Can Computers Help Us Understand the Human Brain?

The Hitchhiker's Guide to the Galaxy (2005)

What a wondrous and powerful thing the human brain is.  It's the control center for our entire body, telling us how to feel both physically and emotionally.  Merely thinking of a new love can cause physical reactions like shivers, palpitations or the sensation of butterflies in your stomach.

We used to think our brains were like gigantic computers, with a billion neurons that acted as processors, giving humans computing power that could barely be rivaled by a dozen super-computers.  Nowadays, it appears that each neuron resembles it's own super-computer, fueled by thousands of synapses that handle the heavy work.

* These are not my actual views on the soul
...but those are for me to know and you to hypothesize about.
So, when I heard that a scientist in Europe is attempting to duplicate the human brain by combining all of the current research models into one gigantic machine that rivals the data collection of the human genome project, my reaction was: "WHAT THE FRIG?!?!?!!"  Hasn't this person ever seen The Terminator? Eagle Eye? Doesn't he fear the day that computers take over the world?
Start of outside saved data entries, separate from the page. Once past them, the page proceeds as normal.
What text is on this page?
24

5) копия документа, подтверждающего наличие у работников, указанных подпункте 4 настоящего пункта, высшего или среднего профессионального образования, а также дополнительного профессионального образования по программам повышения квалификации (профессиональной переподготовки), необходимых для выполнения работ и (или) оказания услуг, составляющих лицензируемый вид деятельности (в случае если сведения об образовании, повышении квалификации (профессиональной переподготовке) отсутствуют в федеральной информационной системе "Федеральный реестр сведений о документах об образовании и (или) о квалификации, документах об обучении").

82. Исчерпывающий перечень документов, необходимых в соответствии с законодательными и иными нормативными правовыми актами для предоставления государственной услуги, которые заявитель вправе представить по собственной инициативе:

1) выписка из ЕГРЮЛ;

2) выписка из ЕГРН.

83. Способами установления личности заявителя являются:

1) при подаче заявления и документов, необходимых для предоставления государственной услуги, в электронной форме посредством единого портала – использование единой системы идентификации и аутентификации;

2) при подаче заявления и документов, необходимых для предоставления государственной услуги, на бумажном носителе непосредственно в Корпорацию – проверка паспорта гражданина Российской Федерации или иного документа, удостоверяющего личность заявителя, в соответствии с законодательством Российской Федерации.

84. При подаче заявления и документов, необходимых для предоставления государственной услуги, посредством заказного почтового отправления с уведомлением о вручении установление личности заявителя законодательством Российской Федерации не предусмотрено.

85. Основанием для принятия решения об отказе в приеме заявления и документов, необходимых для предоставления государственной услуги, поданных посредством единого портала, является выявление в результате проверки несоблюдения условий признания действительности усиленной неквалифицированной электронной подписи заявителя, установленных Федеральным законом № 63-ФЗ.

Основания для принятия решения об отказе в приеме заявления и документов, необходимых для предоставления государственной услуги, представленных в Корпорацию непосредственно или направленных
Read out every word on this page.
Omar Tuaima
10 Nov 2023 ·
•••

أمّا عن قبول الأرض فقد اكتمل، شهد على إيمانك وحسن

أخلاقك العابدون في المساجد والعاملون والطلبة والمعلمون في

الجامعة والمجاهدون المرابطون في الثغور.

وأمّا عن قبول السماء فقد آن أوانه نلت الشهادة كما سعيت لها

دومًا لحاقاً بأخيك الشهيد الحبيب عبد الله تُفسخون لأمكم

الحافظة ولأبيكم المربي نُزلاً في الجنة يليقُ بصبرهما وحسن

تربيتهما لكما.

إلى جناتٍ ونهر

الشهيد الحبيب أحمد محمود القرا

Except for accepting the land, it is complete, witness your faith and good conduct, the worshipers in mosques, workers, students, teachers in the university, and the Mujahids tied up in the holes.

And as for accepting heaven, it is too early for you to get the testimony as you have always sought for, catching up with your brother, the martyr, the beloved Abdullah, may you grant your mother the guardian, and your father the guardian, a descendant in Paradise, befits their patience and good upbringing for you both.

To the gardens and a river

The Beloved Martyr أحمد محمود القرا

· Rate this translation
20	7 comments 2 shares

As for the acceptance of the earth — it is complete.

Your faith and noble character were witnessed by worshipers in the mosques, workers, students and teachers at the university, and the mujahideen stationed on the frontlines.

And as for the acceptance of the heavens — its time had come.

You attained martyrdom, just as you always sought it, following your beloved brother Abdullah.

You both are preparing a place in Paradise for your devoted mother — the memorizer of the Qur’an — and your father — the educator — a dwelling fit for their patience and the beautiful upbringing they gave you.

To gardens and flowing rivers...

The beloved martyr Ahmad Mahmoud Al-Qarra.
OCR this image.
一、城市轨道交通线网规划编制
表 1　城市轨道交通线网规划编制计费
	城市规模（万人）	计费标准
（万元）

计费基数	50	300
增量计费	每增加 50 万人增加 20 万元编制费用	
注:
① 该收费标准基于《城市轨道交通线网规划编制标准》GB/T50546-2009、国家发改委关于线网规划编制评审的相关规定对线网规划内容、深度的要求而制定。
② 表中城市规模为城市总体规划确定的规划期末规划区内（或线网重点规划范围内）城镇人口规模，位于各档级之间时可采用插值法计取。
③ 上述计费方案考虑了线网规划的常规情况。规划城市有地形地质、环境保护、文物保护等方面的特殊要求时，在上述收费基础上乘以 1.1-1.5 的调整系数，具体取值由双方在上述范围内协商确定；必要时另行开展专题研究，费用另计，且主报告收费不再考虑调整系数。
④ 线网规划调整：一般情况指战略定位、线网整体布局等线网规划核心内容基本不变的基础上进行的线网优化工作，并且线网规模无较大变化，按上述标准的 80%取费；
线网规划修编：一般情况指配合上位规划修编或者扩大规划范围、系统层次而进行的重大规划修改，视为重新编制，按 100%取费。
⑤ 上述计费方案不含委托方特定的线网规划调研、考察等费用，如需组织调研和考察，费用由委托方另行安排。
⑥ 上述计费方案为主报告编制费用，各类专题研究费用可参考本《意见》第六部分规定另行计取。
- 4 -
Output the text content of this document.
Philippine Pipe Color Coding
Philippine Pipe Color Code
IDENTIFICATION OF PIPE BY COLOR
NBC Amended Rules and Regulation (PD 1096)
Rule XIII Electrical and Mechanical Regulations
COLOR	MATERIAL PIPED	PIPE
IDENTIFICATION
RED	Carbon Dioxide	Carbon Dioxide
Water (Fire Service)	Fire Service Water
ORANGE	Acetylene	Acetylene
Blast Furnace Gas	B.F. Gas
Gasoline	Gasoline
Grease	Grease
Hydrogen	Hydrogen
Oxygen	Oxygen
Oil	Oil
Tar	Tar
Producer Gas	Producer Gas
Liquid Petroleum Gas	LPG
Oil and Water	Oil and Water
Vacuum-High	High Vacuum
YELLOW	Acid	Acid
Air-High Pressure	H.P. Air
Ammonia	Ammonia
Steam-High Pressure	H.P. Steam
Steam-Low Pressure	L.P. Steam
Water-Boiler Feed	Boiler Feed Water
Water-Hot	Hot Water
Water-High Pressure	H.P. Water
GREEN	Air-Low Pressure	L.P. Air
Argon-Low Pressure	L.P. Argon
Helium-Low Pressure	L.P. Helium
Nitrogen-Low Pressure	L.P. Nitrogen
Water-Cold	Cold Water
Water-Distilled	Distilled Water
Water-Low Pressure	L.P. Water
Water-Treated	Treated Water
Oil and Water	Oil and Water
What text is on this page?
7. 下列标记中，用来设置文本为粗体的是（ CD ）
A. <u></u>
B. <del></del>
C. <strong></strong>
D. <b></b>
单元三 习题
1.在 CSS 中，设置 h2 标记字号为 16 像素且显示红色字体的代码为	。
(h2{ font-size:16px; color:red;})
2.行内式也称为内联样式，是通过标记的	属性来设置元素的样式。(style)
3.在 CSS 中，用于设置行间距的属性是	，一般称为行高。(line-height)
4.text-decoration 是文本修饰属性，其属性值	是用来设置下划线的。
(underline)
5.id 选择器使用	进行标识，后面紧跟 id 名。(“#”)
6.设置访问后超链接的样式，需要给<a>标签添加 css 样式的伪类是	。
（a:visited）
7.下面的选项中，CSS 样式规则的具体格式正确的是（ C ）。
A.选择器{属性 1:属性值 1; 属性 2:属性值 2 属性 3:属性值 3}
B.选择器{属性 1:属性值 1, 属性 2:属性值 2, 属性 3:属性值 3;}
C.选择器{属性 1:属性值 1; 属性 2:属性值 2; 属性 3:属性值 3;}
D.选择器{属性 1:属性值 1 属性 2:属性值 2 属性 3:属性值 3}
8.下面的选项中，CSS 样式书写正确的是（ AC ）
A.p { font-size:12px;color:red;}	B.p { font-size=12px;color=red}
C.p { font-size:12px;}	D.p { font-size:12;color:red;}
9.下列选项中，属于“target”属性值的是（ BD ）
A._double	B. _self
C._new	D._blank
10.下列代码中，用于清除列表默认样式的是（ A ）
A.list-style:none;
That moment of panic quickly subsided as I reminded myself that computers are still without consciousness.  As we all know, a conscious soul is only bestowed upon humans in the midnight hour by tiny little fairies wielding twinkling wands*.  Therefore, let the supercomputer war begin.  Go ahead, Markram, IBM, and UNSW. Do your worst.  Make computers that can map the function of every single cell in the human body.  Make them as small as a fingernail, or able to calculate prime numbers to infinity; but don't come whining to me when you ask them to model the nervous system and they instead decide to turn all of the words ATMs into slot machines.